The final ride ride home was the usually dodging of revellers through the town centre, uncomfortable in backside (mostly) and legs. But Carr Manor Road seemed tame in comparison to some of today’s hills. I got back and had a shower to remove the sun cream-adhered dirt that I didn’t really want in my bed, and had a cup of tea to try and rehydrate, even did a few back stretches, so wasn’t in bed until 2 am. 22.5 hours, and only on checking the following day have I realised I did 200 miles, which is rather satisfying. I’m very glad that I got through the rough patch.  At the time of writing (the next day) I feel like I’ve been through the mill, arm and chest muscles hurt as well as knees and thighs. It’s real step up from 200 km.

Beyond the Dales route

 

333 km (207 miles), 17 hrs 45 mins, 3,725 m climbed

27-29/04/18

 

The ride itself…cycled up to Markington in the rain, which stopped on arrival.  Tent up and finally in the pub (The Yorkshire Hussar) by 9 pm, in my wet clothes to just about dry off.  Busy and a bit posh but there was a little back room with a chap watching football and another sitting at the bar, so I joined them and we ignored each other for a couple of hours.  Very nice Timothy Taylor’s Boltmaker accompanied the reading of John Buchan’s Huntingtower on my phone, as I had disappointingly failed to fit a book in my panniers.

Beer in the Yorkshire Hussar

Next morning after coffee and porridge I was in position at around 7 am for the first rider at 7.20 am.  All in good spirits if a little cold, which it certainly was.  The wisdom of a situation next to the defibrillator was noted.  The final rider came through just after 8 am, all still close together as only 42 km into the ride.  It was good to put names to some now-familiar faces from other events.

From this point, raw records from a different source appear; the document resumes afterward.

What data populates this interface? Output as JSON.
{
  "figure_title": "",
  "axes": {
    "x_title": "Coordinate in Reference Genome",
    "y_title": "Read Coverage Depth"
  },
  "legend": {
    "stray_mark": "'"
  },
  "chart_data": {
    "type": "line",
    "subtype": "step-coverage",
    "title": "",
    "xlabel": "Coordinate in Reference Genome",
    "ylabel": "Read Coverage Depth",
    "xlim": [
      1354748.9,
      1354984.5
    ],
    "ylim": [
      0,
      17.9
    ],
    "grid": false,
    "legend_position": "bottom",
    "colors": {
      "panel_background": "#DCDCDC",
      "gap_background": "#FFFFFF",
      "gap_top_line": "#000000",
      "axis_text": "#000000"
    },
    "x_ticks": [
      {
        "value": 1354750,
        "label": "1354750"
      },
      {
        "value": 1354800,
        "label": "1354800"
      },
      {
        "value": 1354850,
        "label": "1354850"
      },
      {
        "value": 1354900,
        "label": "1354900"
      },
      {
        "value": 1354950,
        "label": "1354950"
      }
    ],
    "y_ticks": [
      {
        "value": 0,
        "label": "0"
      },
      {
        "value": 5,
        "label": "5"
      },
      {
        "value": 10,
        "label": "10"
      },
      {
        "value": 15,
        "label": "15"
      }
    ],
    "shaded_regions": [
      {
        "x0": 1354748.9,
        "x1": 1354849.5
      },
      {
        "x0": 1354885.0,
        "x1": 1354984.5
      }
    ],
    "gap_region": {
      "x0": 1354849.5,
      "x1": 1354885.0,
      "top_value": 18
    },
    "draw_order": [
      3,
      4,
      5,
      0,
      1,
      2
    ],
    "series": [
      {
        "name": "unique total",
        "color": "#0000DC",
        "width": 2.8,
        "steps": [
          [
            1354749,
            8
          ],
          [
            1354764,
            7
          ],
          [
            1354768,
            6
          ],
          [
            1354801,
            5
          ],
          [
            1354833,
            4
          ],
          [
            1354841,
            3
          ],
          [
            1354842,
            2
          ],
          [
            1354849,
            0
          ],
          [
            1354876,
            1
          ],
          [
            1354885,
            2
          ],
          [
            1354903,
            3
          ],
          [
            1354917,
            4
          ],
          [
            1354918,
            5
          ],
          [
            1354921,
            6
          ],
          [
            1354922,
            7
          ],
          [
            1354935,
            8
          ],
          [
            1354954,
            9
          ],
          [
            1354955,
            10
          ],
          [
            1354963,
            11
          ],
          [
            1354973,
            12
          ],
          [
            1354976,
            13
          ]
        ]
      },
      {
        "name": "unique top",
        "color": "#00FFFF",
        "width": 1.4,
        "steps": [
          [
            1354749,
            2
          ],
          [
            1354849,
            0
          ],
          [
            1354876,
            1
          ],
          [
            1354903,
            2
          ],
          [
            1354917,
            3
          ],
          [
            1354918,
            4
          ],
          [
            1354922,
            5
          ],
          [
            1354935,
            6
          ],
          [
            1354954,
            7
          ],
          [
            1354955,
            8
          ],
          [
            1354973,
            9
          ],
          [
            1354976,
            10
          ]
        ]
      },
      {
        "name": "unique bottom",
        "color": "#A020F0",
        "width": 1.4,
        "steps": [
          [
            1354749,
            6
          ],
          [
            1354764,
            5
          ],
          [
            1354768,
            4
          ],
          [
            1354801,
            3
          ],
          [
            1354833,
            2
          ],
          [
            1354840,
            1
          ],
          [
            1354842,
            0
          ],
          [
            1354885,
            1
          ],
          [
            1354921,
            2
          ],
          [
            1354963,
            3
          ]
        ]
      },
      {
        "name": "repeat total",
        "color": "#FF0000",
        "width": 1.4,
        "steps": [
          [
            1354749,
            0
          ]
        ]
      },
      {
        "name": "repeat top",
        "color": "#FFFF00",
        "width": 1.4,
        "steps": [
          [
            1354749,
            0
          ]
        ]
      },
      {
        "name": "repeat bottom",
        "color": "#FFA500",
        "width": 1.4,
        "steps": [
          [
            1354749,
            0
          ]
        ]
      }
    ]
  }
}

Camping stove Bike and control at Markington

After a second breakfast I packed up, failed to warm up, and started off along the route in reverse to Newby Wiske.  It took a long time before I had warmed up enough to take a layer off.

Milestone

Arrived at HQ around 12 pm to an alien invasion, and to find the hosts having the slight problem of no electricity to the building.  They soon fixed it and I went off in search of beer supplies for later.  Then it was a case of waiting for riders returning, ringing cow bells at them and drinking beer.